追悼 加藤一郎さん(太極拳のまち喜多方市初代担当課長)
追悼
【掲載:2011年12月15日】
元福島県喜多方市高齢福祉課課長の加藤一郎氏は,かねてより病気療養中のところ,11月20日早朝に亡くなられた。享年62歳。謹んでご冥福をお祈りいたします。
周知のように,喜多方市は2002年10月に同市で開催された「ねんりんピック太極拳交流大会」をきっかけに,当時の白井英男市長が先頭に立って太極拳によるまちづくりの取組みを始めた。翌2003年3月には地方行政としては日本で初めて(世界で初めて?)の「太極拳のまち宣言」が行われた。同市の高齢福祉課に「太極拳のまち推進係」が設置され,加藤氏は,同課の課長として,初代の太極拳のまち担当課長となられた。
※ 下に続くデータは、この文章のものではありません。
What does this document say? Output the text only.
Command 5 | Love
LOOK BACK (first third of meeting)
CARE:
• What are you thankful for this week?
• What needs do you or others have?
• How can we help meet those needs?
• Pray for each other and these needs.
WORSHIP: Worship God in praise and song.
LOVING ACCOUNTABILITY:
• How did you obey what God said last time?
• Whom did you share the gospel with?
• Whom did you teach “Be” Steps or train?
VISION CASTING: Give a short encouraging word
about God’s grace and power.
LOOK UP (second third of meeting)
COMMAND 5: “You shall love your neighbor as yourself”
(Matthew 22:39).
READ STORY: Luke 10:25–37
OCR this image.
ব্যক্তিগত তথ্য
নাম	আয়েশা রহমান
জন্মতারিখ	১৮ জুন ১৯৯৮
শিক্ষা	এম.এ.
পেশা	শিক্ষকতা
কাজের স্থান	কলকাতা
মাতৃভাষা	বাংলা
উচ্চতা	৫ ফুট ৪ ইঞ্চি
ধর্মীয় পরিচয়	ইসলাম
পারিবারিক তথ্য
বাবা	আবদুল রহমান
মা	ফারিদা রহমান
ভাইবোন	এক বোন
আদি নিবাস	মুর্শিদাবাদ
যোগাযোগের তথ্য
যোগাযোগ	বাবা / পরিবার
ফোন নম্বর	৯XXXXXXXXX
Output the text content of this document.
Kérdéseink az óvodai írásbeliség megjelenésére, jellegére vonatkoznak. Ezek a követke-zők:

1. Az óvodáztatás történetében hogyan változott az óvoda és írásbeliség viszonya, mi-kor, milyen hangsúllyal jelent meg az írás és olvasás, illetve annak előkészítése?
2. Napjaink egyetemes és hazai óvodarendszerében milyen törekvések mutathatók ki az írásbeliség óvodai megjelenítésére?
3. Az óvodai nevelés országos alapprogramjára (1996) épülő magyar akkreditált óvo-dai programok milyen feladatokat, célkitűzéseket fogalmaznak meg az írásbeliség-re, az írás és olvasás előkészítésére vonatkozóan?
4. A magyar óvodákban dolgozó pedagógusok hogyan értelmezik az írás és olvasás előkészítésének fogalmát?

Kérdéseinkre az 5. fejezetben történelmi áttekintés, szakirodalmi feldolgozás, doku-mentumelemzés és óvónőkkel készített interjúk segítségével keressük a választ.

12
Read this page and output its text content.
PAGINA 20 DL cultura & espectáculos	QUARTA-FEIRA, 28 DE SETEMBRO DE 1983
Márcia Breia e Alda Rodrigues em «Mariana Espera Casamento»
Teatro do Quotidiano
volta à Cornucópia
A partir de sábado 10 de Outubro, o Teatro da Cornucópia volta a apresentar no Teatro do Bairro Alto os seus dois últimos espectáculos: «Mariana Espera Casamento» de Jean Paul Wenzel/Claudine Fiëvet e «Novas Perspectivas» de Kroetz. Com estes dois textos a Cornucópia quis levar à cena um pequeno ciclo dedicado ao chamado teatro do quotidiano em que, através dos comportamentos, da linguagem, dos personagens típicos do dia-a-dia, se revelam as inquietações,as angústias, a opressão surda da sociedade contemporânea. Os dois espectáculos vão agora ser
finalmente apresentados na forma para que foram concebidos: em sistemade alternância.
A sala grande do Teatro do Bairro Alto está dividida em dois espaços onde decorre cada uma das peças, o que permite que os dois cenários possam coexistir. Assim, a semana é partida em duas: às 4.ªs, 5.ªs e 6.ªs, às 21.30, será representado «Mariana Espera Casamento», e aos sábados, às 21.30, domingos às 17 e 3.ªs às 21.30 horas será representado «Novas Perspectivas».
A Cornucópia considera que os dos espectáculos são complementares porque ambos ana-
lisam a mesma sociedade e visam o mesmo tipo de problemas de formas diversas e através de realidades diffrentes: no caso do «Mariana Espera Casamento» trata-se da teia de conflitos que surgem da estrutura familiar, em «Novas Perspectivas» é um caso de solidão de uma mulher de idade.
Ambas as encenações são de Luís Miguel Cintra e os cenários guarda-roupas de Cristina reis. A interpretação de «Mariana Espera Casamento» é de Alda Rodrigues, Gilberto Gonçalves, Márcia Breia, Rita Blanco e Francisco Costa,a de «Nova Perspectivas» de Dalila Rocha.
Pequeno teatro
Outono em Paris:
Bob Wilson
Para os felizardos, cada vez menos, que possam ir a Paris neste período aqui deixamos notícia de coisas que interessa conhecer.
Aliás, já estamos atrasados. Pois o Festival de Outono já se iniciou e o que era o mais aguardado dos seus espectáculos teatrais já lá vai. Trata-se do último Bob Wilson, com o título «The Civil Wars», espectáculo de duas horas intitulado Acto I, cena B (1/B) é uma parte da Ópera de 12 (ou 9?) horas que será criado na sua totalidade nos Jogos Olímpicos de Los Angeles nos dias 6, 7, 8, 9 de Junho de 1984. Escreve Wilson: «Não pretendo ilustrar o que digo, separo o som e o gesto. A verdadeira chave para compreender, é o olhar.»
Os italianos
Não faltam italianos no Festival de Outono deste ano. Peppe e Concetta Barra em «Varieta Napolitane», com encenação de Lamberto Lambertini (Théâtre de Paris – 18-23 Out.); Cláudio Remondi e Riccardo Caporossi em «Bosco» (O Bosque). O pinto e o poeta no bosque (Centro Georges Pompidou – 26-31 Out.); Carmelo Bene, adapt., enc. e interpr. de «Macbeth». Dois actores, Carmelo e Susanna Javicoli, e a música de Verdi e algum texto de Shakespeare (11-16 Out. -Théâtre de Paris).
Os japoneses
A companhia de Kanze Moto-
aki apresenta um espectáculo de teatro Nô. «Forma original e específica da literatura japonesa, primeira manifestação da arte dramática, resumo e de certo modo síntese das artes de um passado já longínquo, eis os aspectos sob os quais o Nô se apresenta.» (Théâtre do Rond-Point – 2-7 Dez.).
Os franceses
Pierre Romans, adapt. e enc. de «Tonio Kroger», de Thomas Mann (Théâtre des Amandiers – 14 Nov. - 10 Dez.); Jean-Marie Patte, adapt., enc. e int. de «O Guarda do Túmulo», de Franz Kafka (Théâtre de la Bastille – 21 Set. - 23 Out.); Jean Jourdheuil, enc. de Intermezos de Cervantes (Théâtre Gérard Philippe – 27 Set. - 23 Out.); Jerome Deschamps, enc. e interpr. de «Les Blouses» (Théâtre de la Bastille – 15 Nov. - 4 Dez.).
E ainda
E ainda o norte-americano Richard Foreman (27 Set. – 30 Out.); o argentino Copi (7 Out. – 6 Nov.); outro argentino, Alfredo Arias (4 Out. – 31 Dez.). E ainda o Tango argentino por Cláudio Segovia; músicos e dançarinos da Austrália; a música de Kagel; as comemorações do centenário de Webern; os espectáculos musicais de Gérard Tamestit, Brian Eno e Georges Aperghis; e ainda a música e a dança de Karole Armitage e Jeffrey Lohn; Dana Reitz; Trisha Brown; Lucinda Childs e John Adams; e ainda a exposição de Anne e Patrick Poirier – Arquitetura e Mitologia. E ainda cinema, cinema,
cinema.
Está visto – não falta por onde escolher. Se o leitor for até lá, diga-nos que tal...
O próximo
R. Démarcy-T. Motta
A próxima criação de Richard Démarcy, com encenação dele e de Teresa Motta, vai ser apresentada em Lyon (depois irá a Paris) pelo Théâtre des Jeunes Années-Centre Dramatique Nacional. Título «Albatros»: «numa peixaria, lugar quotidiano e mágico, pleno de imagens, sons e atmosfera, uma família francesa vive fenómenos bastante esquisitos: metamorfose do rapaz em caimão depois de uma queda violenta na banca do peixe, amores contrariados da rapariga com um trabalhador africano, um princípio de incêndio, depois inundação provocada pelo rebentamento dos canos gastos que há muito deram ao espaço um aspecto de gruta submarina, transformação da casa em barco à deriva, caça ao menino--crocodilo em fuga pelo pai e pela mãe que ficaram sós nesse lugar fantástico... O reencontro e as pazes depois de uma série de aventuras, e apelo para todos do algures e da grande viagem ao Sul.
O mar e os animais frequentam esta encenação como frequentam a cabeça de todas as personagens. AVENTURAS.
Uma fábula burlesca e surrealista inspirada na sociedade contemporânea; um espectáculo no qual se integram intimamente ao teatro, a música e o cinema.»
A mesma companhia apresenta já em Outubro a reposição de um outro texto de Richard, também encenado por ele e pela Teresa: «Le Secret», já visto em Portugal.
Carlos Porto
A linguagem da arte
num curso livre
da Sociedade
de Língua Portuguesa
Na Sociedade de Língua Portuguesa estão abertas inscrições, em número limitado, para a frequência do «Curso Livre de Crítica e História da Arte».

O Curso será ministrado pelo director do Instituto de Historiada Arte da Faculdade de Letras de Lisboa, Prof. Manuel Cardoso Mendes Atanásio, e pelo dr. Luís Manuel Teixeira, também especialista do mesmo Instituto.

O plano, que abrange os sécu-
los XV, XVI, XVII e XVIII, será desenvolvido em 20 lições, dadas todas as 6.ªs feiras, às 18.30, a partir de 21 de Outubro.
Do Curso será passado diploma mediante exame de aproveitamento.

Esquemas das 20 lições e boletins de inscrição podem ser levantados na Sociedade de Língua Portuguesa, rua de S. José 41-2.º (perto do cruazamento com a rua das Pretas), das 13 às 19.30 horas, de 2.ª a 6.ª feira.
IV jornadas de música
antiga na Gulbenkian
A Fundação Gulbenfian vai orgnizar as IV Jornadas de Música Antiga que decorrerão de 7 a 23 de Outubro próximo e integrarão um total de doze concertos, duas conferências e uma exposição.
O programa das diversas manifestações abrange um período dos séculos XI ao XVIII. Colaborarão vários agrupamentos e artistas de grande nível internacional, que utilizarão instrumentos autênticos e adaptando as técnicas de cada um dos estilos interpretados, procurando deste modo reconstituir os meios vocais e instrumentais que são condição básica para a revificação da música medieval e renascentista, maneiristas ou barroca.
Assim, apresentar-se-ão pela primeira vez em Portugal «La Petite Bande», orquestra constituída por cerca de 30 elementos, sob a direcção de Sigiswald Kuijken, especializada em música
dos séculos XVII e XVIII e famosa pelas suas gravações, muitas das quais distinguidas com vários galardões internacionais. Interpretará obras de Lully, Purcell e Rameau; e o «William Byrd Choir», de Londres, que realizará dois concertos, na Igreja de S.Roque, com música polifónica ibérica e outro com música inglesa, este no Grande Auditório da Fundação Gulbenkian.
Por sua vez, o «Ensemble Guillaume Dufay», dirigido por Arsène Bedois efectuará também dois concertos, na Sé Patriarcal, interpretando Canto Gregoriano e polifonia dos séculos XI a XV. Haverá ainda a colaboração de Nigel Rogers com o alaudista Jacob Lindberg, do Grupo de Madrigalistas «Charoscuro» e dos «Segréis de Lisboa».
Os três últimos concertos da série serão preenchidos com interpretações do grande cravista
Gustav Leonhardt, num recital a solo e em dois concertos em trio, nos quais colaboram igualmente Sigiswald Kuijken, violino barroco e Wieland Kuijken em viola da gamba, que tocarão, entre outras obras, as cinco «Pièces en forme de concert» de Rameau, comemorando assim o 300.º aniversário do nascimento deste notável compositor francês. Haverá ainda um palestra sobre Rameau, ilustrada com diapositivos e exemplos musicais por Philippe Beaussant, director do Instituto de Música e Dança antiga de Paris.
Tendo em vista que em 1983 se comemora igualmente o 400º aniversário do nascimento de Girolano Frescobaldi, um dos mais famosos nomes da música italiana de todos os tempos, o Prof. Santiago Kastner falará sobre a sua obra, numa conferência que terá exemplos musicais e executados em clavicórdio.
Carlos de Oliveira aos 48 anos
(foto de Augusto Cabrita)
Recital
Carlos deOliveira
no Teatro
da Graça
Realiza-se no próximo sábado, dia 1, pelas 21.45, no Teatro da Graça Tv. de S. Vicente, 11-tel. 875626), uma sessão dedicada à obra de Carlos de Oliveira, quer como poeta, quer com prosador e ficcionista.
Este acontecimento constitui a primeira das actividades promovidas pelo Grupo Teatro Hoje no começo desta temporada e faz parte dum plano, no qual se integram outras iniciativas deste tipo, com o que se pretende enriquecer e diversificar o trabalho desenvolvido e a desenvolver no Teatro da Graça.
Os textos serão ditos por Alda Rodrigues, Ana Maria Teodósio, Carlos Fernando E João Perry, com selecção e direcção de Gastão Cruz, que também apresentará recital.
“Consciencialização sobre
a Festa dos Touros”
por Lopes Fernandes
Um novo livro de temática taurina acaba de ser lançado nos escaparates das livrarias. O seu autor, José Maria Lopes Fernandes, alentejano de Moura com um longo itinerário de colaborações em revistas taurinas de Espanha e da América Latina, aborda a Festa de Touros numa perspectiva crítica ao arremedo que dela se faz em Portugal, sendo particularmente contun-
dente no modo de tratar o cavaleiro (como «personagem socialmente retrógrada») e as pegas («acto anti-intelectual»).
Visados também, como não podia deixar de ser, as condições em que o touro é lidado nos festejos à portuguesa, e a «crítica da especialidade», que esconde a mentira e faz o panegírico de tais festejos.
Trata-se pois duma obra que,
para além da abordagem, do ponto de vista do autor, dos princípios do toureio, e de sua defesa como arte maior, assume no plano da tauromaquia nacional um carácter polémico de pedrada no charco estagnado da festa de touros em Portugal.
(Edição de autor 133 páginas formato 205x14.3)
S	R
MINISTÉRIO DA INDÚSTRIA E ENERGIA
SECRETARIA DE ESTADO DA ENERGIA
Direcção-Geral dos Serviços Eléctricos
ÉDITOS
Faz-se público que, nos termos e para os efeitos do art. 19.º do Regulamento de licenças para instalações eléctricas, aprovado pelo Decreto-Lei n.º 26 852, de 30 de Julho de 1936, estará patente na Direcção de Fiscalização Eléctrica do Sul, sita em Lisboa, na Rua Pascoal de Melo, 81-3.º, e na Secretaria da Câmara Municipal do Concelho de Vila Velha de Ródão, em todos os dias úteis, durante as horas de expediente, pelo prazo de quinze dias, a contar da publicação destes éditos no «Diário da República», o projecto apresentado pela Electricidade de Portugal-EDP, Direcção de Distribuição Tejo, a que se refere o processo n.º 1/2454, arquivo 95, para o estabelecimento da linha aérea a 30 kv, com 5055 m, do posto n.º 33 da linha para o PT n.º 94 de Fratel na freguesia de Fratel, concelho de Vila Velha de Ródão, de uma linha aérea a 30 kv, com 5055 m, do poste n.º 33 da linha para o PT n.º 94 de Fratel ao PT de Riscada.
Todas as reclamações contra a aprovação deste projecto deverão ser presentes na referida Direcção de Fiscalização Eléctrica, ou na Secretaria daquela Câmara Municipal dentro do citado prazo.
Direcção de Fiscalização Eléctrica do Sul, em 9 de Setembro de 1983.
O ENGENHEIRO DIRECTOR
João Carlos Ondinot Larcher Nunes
氏は太極拳事業の推進にあたって,介護予防太極拳体操など様々な企画に敏腕を発揮された。また,親しみの持てる人柄で,日本連盟や東北各県連盟などの多くの人から,加藤さん,加藤さんと慕われた。ご自身は太極拳2級を取得され,宴会の席などで,口笛で黒田節を吹きながら24式太極拳を演じるユーモアを持っておられた。
日本連盟は2004年4月,北京から孔祥東コーチを招請して,東北巡回講習を始めた。そのなかで,喜多方市での太極拳の普及を進めるために,孔コーチを,喜多方市に定期的に派遣した。来日後まもない時期で,日本の生活習慣に慣れていない孔コーチを加藤氏のご一家に家族同然に温かく受け入れていただいた。孔コーチにとっては,日本で最初の恩人であった。
加藤氏の残した足跡は,2代目,3代目の高齢福祉課長に引き継がれ,「太極拳のまち」事業は喜多方市でしっかりと継承されている。
私たちは,加藤さんの面影と足跡を心に刻んで,喜多方太極拳とともに歩みます。重ねて,心よりご冥福をお祈りします。また,ご家族のご健勝をお祈りいたします。